BUYING TIME WITH FROZEN EGGS: Researchers have made it possible for women to have a biological child at a later age. Women can actually freeze their eggs -- at a younger age -- to use in the future. Egg quality peaks at age 27, declines rapidly through a woman's 30s and by age 42, a woman has little to no chance of getting pregnant with her own eggs. Frozen embryos have been around for more than 20 years. Freezing an egg, says Jane Frederick, M.D., an infertility specialist with Extend Fertility, is more challenging because it's comprised mostly of water. She says, "When you dehydrate a cell that's mostly water, you end up forming ... ice crystals; and those ice crystals can be very damaging to the egg and then the egg doesn't survive when you thaw it." But a new development in the cryoprotectant used in the egg-freezing process has made it possible. It's still very experimental, cautions Dr. Frederick. Worldwide, less than 600 babies have been born from frozen eggs. Having a successful pregnancy with a single frozen egg occurs less than four percent of the time. Having a successful pregnancy with a "freshly harvested" egg occurs 43 percent of the time. Extend Fertility has offices nationwide that specialize in egg-freezing. To date, Extend Fertility has had success rates of close to 90 percent egg survival with a 61 percent clinical pregnancy rate, with eight babies delivered and five ongoing pregnancies.

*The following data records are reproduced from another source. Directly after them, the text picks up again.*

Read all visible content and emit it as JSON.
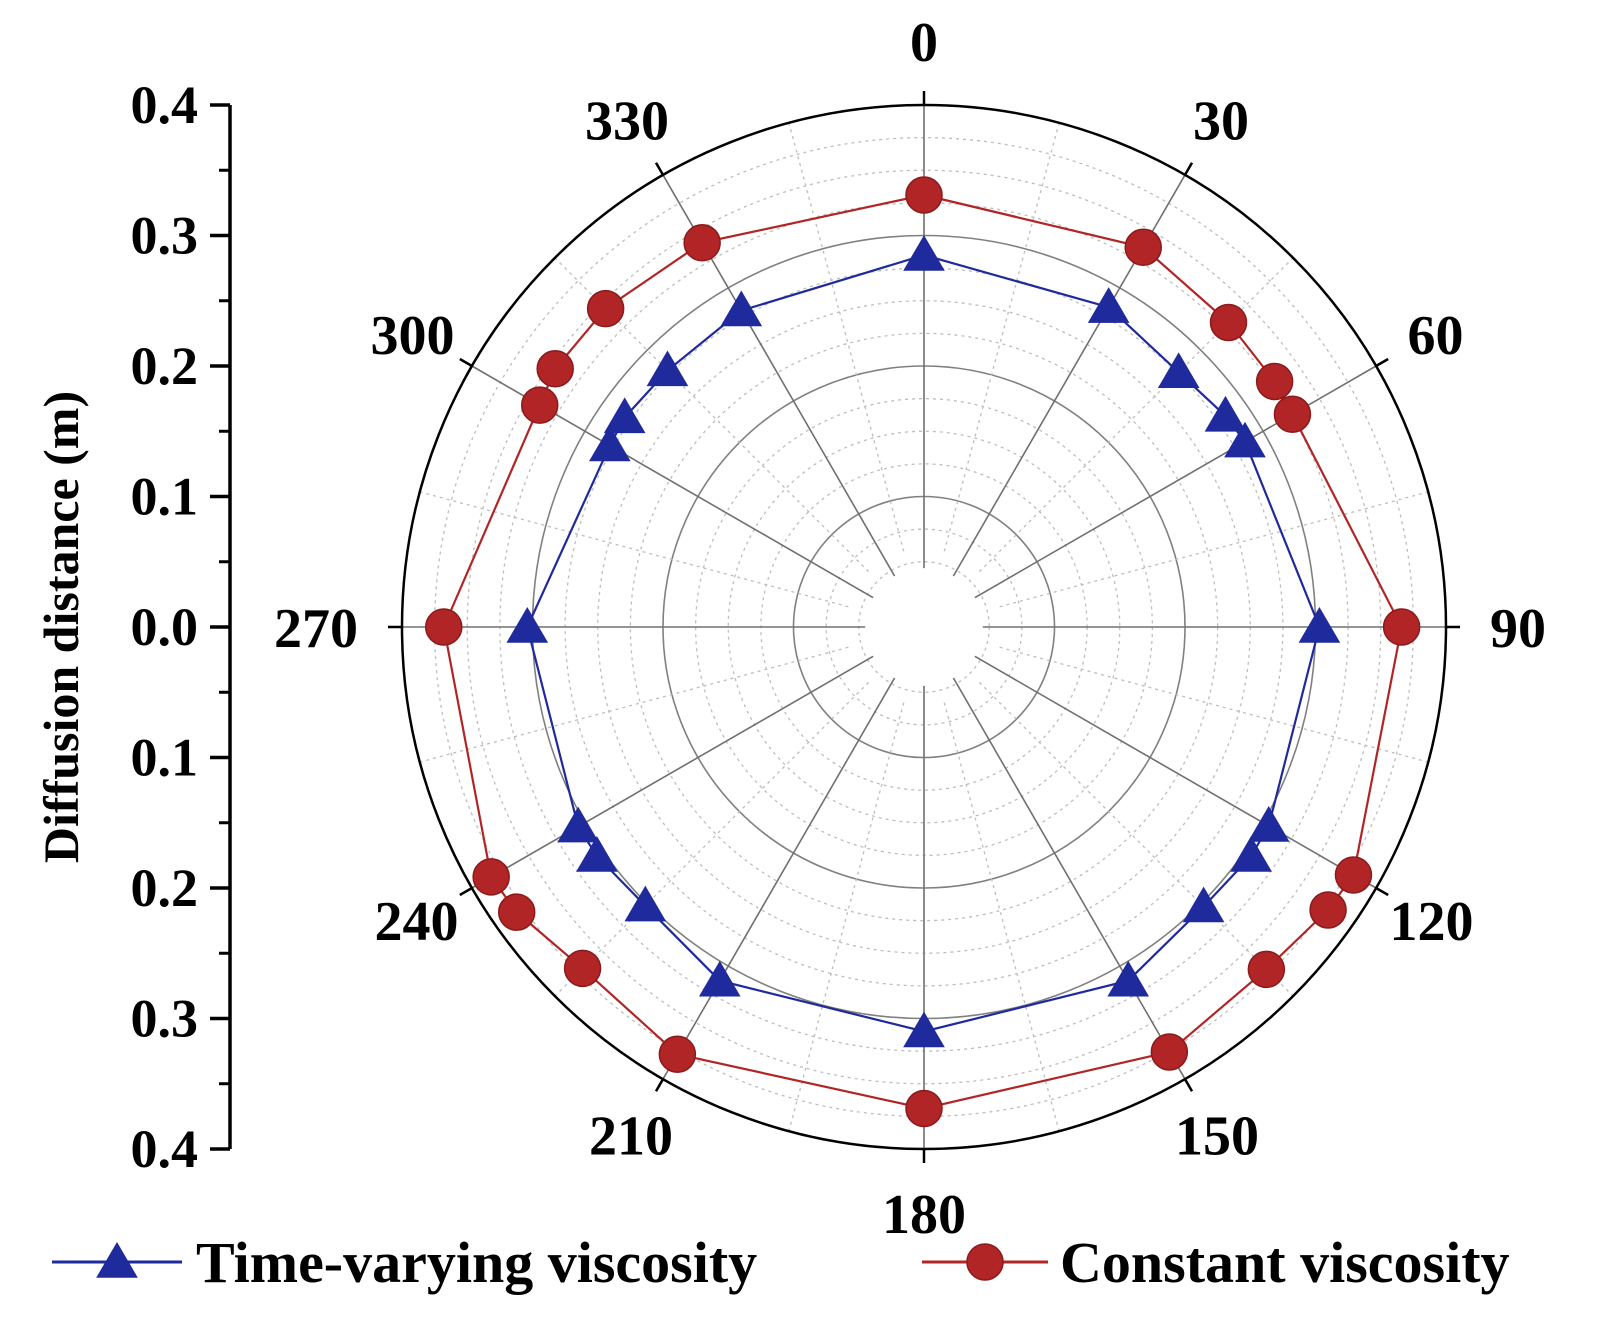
{
  "chart_data": {
    "type": "polar-line",
    "ylabel": "Diffusion distance (m)",
    "radial_range": [
      0,
      0.4
    ],
    "radial_ticks": [
      0.0,
      0.1,
      0.2,
      0.3,
      0.4
    ],
    "radial_tick_labels_upper": [
      "0.4",
      "0.3",
      "0.2",
      "0.1",
      "0.0"
    ],
    "radial_tick_labels_lower": [
      "0.1",
      "0.2",
      "0.3",
      "0.4"
    ],
    "angle_ticks": [
      0,
      30,
      60,
      90,
      120,
      150,
      180,
      210,
      240,
      270,
      300,
      330
    ],
    "angle_labels": [
      "0",
      "30",
      "60",
      "90",
      "120",
      "150",
      "180",
      "210",
      "240",
      "270",
      "300",
      "330"
    ],
    "angle_direction": "clockwise",
    "zero_location": "top",
    "grid": true,
    "legend_position": "bottom",
    "series": [
      {
        "name": "Time-varying viscosity",
        "color": "#1f2a9c",
        "marker": "triangle",
        "points": [
          {
            "angle": 0,
            "r": 0.285
          },
          {
            "angle": 30,
            "r": 0.283
          },
          {
            "angle": 45,
            "r": 0.276
          },
          {
            "angle": 55,
            "r": 0.282
          },
          {
            "angle": 60,
            "r": 0.284
          },
          {
            "angle": 90,
            "r": 0.303
          },
          {
            "angle": 120,
            "r": 0.305
          },
          {
            "angle": 125,
            "r": 0.306
          },
          {
            "angle": 135,
            "r": 0.303
          },
          {
            "angle": 150,
            "r": 0.313
          },
          {
            "angle": 180,
            "r": 0.31
          },
          {
            "angle": 210,
            "r": 0.313
          },
          {
            "angle": 225,
            "r": 0.302
          },
          {
            "angle": 235,
            "r": 0.306
          },
          {
            "angle": 240,
            "r": 0.306
          },
          {
            "angle": 270,
            "r": 0.304
          },
          {
            "angle": 300,
            "r": 0.278
          },
          {
            "angle": 305,
            "r": 0.28
          },
          {
            "angle": 315,
            "r": 0.278
          },
          {
            "angle": 330,
            "r": 0.28
          }
        ]
      },
      {
        "name": "Constant viscosity",
        "color": "#b22526",
        "marker": "circle",
        "points": [
          {
            "angle": 0,
            "r": 0.331
          },
          {
            "angle": 30,
            "r": 0.336
          },
          {
            "angle": 45,
            "r": 0.33
          },
          {
            "angle": 55,
            "r": 0.328
          },
          {
            "angle": 60,
            "r": 0.326
          },
          {
            "angle": 90,
            "r": 0.366
          },
          {
            "angle": 120,
            "r": 0.38
          },
          {
            "angle": 125,
            "r": 0.378
          },
          {
            "angle": 135,
            "r": 0.371
          },
          {
            "angle": 150,
            "r": 0.376
          },
          {
            "angle": 180,
            "r": 0.369
          },
          {
            "angle": 210,
            "r": 0.378
          },
          {
            "angle": 225,
            "r": 0.37
          },
          {
            "angle": 235,
            "r": 0.381
          },
          {
            "angle": 240,
            "r": 0.383
          },
          {
            "angle": 270,
            "r": 0.368
          },
          {
            "angle": 300,
            "r": 0.34
          },
          {
            "angle": 305,
            "r": 0.345
          },
          {
            "angle": 315,
            "r": 0.345
          },
          {
            "angle": 330,
            "r": 0.34
          }
        ]
      }
    ]
  }
}
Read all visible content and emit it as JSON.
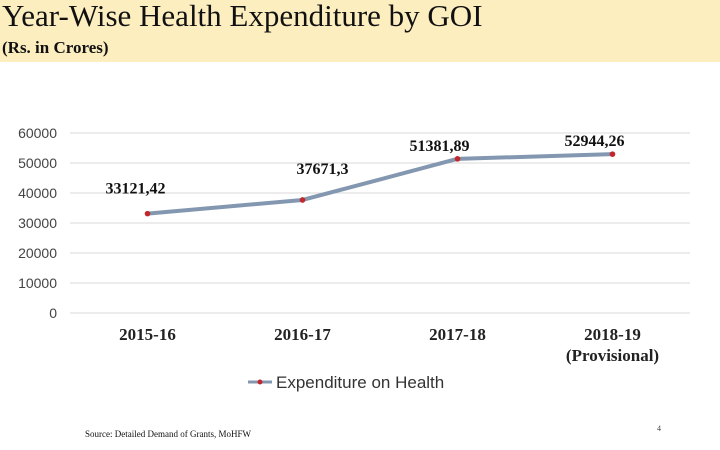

Dr. Frederick says it's not the age of the woman; but the age of the egg that stops the biological clock. If an egg is frozen at age 32, that's how "old" the egg will be when it's implanted into a woman who may be in her forties before deciding to have a baby. The benefit: A baby born from a "young" egg doesn't have the same risk for chromosomal abnormalities as babies born from "older" eggs.

TRANSPLANTING WOMBS - AND HOPE: According to the Agency for Healthcare Research and Quality, about 600,000 American women have a hysterectomy every year. By age 60, more than one-third of women in the United States have had a hysterectomy. It's a surgery that's not reserved for women who are beyond their child-bearing years. Many women who have a hysterectomy may have one before they've had the chance to give birth. Hysterectomies can be a fix for conditions such as endometriosis and uterine fibroids, but women who have had uterine and/or ovarian cancer may also have hysterectomies as part of their cancer treatment. Some women are actually born without a uterus. Whether women were born without one or have had a hysterectomy to remove their uterus, the result is the same: no more kids. Andreas Tzakis, M.D., Ph.D., from the University of Miami, hopes to soon offer women like this another option -- he hopes to be the first surgeon in the world to transplant a human uterus into a woman. He's currently studying uterine transplants in pigs and says the research looks promising. Five healthy pigs have received transplanted uteri, and are waiting to be impregnated. Dr. Tzakis says, "I have to tell you that it looks quite good. The success will be when we have the first healthy piglet." Dr. Tzakis is excited about what this could mean for women in the future. He says, "We are looking to take care of people who can't produce children at this moment and they have that very strong desire to do so." Like other transplanted organs, people would have to take anti-rejection drugs to suppress the immune system so it wouldn't reject the foreign womb. But, unlike a transplanted liver, heart or kidney, a transplanted uterus could simply be removed -- along with the risk of rejection -- after a woman gives birth.